All are Sapindas who offer the cake to the same ancestors.
Four generations share in the cake-offering.
The head of the family would himself offer or share with all his descendants in the offering of the one cake to his great-grandfather, his grandfather, and his father. And if this passage is taken in conjunction with the one quoted just above, the number sharing in the cake-offering, limited as in the text at the seventh person from the first ancestor who receives the cake, is just sufficient to include the great-grandson of the head of the family, supposed to be making the offering.
The group, thus sharing the same cake-offering, would in the natural course be moving continually downwards, generation by generation as the head of the family died, thereby causing the great-grandfather to pass from the receivers of the cake-offering to the receivers of the water libation, and admitting the great-grandson's son into the number of Sapindas who shared the cake-offering. And at no time would more than four generations have a share in the same cake offered to the three nearest ancestors of the head of the family.
Similar grouping of the pourers of the water libation.
The Samānodakas, or pourers of the water libation appear to have been similarly grouped.
“Ignorance of birth and name” was in Wales considered to be equivalent to beyond fifth cousins.
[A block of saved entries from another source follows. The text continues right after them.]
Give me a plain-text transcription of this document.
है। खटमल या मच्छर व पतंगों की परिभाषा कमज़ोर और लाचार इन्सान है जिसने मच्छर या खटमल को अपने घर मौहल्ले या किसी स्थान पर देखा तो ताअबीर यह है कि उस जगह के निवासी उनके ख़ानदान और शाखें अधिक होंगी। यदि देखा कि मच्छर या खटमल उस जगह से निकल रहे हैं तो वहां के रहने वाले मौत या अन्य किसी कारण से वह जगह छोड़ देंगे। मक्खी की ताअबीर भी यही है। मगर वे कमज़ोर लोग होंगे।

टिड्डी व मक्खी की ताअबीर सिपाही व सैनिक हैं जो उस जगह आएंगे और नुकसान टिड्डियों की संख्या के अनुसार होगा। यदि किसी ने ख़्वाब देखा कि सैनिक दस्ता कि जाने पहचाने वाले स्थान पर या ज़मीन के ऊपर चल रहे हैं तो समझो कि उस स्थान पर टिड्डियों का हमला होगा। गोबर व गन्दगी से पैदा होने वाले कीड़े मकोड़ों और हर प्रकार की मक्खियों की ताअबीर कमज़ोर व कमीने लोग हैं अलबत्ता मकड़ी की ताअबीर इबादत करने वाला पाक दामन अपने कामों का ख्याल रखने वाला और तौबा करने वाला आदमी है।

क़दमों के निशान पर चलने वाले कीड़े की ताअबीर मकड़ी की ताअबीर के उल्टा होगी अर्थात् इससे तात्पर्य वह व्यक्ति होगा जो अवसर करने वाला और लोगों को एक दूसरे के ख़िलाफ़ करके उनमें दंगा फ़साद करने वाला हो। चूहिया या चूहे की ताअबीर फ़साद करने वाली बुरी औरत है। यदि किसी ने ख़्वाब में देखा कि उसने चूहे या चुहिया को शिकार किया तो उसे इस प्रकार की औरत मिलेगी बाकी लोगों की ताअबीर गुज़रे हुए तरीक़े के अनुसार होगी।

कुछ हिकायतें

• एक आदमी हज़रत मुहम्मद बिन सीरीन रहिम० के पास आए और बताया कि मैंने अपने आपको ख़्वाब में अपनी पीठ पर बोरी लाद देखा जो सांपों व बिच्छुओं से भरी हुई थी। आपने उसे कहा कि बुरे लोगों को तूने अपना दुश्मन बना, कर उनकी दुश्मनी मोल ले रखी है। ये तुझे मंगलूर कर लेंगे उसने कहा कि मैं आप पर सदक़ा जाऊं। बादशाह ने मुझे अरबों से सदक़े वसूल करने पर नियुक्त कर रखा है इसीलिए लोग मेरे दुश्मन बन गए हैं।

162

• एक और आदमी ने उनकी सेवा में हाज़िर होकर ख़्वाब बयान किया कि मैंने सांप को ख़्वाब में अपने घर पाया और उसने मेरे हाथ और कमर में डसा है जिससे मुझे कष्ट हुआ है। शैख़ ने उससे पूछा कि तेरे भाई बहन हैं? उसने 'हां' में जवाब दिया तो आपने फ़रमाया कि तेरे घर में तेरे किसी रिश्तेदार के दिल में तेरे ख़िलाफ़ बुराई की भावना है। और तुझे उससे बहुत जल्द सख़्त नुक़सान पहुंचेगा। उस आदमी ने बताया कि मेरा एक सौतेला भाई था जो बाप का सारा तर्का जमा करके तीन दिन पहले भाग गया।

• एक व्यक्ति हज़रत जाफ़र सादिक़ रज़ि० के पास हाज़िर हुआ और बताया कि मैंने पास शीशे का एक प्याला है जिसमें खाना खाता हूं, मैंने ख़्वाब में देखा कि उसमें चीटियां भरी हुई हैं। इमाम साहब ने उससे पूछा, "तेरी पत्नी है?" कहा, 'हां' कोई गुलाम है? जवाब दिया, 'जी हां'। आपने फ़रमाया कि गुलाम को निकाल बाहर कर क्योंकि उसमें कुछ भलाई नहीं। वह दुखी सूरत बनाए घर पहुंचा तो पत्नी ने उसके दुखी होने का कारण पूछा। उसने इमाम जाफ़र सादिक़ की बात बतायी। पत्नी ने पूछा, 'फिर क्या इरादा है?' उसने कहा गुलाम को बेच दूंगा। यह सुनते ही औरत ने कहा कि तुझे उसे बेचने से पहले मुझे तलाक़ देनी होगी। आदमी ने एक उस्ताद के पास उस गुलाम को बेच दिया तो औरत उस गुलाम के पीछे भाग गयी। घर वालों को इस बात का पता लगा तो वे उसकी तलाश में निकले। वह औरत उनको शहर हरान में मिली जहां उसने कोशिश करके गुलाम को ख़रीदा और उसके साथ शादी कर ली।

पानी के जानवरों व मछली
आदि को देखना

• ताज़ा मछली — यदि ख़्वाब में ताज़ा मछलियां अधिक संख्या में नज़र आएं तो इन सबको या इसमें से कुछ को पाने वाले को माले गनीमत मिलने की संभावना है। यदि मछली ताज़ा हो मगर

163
According to the Gwentian Code, “there is no proper name in kin further than that”—i.e. fifth cousins.[139] And this tallies exactly with the previous quotation from Manu limiting the water libation to [pg 054] three generations of ancestors beyond those to whom the cake is due, which, as has been seen, includes fifth cousins.
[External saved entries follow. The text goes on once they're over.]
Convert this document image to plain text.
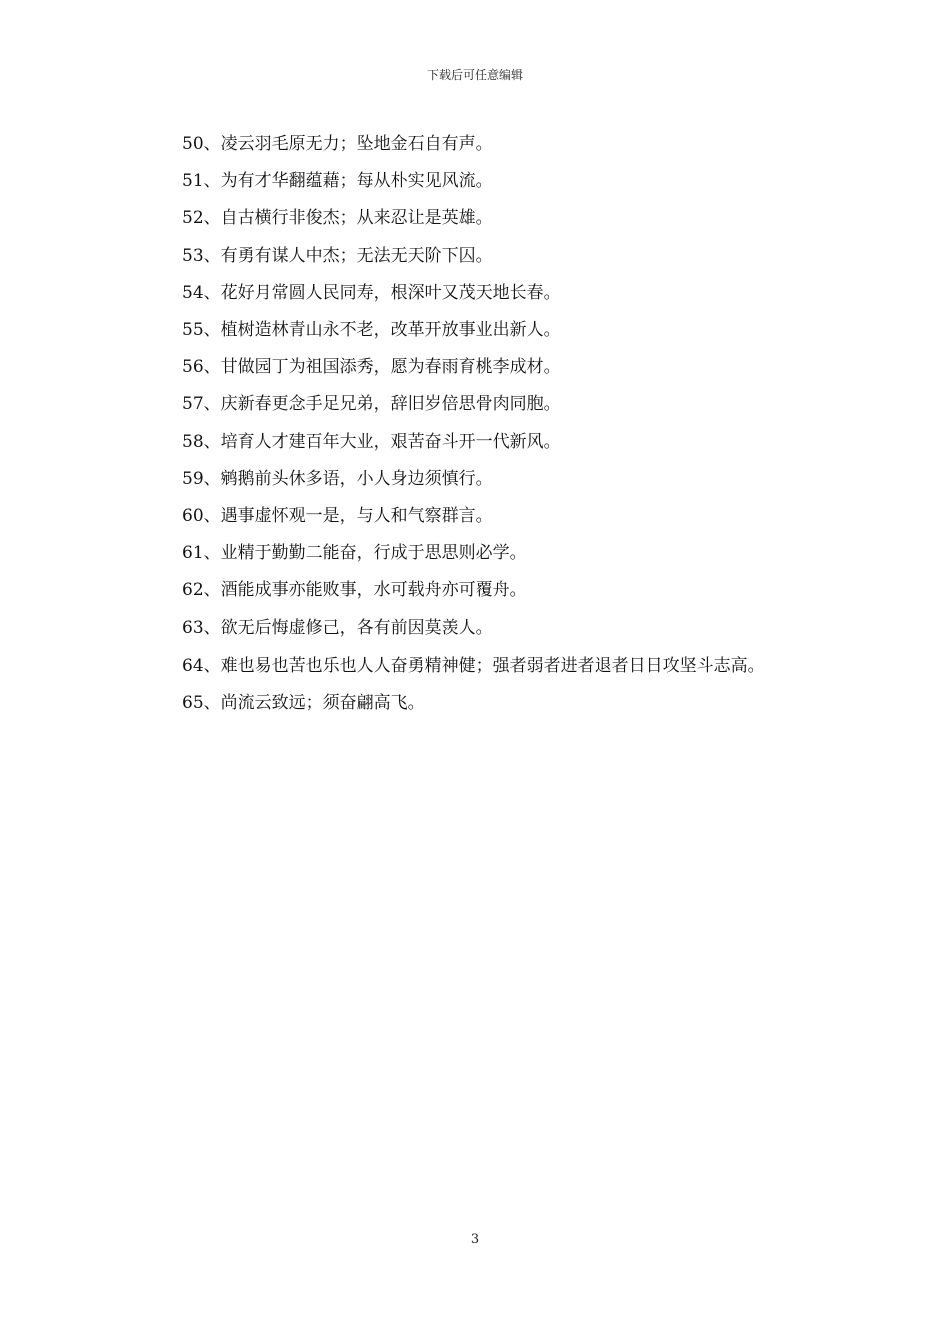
下载后可任意编辑
50、凌云羽毛原无力；坠地金石自有声。
51、为有才华翻蕴藉；每从朴实见风流。
52、自古横行非俊杰；从来忍让是英雄。
53、有勇有谋人中杰；无法无天阶下囚。
54、花好月常圆人民同寿，根深叶又茂天地长春。
55、植树造林青山永不老，改革开放事业出新人。
56、甘做园丁为祖国添秀，愿为春雨育桃李成材。
57、庆新春更念手足兄弟，辞旧岁倍思骨肉同胞。
58、培育人才建百年大业，艰苦奋斗开一代新风。
59、鹓鹅前头休多语，小人身边须慎行。
60、遇事虚怀观一是，与人和气察群言。
61、业精于勤勤二能奋，行成于思思则必学。
62、酒能成事亦能败事，水可载舟亦可覆舟。
63、欲无后悔虚修己，各有前因莫羡人。
64、难也易也苦也乐也人人奋勇精神健；强者弱者进者退者日日攻坚斗志高。
65、尚流云致远；须奋翩高飞。
3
And it must be borne in mind that fifth cousins are great-grandsons of the great-grandsons of their common ancestor, or two generations of groups of second cousins.
The οἶκος includes four generations.
It was extremely improbable that a man would see further than his great-grandchildren born to him before his death. And it might also occasionally occur in times of war or invasion that a man's sons and grandsons might go out to serve as soldiers, leaving the old man and his young great-grandchildren at home.